EXPRESSING WHAT YOU’VE BEEN THROUGH
“How was your morning?” Virginia asks a student.
“Bad,” he replies.
The actors quickly move into position, creating a moving snapshot of a scene depicting a “bad” morning that brings laughter from the audience.
The exercise doesn’t attempt to recreate the child’s morning. Instead, it conjures up emotions, communicates feelings. Under Virginia’s expert guidance, the performance quickly takes shape. The focus gradually shifts from, “How was your morning” to the realm of bullying, as the children begin expressing their own thoughts on what bullying looks like and how it makes both the bully and the bullied feel.
Says Playback member Susannah Hyde, “This is a way to express what you’ve been through. It is about them performing for their peers. We’re just here to back them up because it is still so new to them.” In expressing what one has been through, you allow others with differing experiences to share, almost live, the experience themselves.
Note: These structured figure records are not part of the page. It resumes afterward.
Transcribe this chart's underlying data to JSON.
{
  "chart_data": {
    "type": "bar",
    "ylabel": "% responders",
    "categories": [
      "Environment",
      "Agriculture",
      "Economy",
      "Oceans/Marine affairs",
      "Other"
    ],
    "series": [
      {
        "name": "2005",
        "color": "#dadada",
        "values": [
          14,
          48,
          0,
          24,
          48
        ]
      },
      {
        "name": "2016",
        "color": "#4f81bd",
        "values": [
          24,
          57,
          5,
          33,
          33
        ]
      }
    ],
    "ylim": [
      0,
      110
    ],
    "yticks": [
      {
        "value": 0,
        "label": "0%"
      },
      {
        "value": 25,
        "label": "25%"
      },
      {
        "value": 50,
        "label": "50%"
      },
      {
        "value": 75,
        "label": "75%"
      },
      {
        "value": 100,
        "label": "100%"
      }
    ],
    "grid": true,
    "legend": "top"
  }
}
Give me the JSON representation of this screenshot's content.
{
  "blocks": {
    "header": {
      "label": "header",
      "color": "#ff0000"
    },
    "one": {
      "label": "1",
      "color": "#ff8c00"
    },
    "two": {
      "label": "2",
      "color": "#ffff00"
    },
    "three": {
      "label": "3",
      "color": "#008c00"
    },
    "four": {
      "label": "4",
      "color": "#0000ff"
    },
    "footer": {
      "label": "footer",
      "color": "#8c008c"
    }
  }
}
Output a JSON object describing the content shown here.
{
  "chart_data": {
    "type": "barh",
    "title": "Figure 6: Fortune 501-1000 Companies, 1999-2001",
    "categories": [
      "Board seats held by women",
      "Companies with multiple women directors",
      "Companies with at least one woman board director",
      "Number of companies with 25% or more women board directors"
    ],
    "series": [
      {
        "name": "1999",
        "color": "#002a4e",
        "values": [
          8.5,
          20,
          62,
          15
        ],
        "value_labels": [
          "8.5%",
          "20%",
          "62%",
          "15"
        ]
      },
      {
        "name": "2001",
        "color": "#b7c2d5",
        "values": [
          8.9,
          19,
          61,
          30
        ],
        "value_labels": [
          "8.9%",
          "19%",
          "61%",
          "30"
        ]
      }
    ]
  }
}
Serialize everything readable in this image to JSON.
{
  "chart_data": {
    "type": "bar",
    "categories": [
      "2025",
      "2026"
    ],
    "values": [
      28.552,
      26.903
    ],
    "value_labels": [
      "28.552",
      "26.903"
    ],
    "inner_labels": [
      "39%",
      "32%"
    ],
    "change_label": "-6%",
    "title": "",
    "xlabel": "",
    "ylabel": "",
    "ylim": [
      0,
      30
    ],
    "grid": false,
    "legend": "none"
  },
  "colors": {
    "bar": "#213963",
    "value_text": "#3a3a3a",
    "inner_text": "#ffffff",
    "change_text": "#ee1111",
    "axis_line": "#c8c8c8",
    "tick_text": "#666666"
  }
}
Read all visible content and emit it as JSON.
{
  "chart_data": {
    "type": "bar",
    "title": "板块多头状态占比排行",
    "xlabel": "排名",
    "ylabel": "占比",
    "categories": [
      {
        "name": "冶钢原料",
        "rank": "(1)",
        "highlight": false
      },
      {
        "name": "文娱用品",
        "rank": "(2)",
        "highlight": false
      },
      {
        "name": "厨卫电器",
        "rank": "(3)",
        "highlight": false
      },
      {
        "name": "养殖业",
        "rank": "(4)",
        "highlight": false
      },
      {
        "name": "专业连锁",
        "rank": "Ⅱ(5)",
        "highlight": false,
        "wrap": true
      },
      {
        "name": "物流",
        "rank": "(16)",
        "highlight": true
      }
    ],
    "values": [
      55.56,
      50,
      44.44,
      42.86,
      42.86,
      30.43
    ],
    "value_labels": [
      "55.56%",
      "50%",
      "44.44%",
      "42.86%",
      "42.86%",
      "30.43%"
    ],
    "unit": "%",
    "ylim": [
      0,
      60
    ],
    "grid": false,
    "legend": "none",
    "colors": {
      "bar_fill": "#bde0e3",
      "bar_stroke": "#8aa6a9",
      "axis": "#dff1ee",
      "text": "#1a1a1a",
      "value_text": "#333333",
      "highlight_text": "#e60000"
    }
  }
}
The evidence of the method’s effect is obvious. As the children learn the difference between bullying and fighting, as they discover they share similar feelings about being bullied, their attention to the scenes grows. Now they sit at the edge of their seats, almost every hand shooting up when the next question is asked. The children recognize that their peers have the same feelings, the same doubts and questions that they have. There is enlightenment.
“This is more intuitive than just hearing about it,” notes Playback member Darius Wallace of their method. “Working with intense subject matter, you see kids gaining transformative ideas during the process.” In mid-performance, one student takes a seat at the front of the audience and tells the story of his own bullying experience. The actors, both adult and student, take on the roles of those involved.
The boy’s experience comes to life once again, but this time, his situation become a learning experience for all.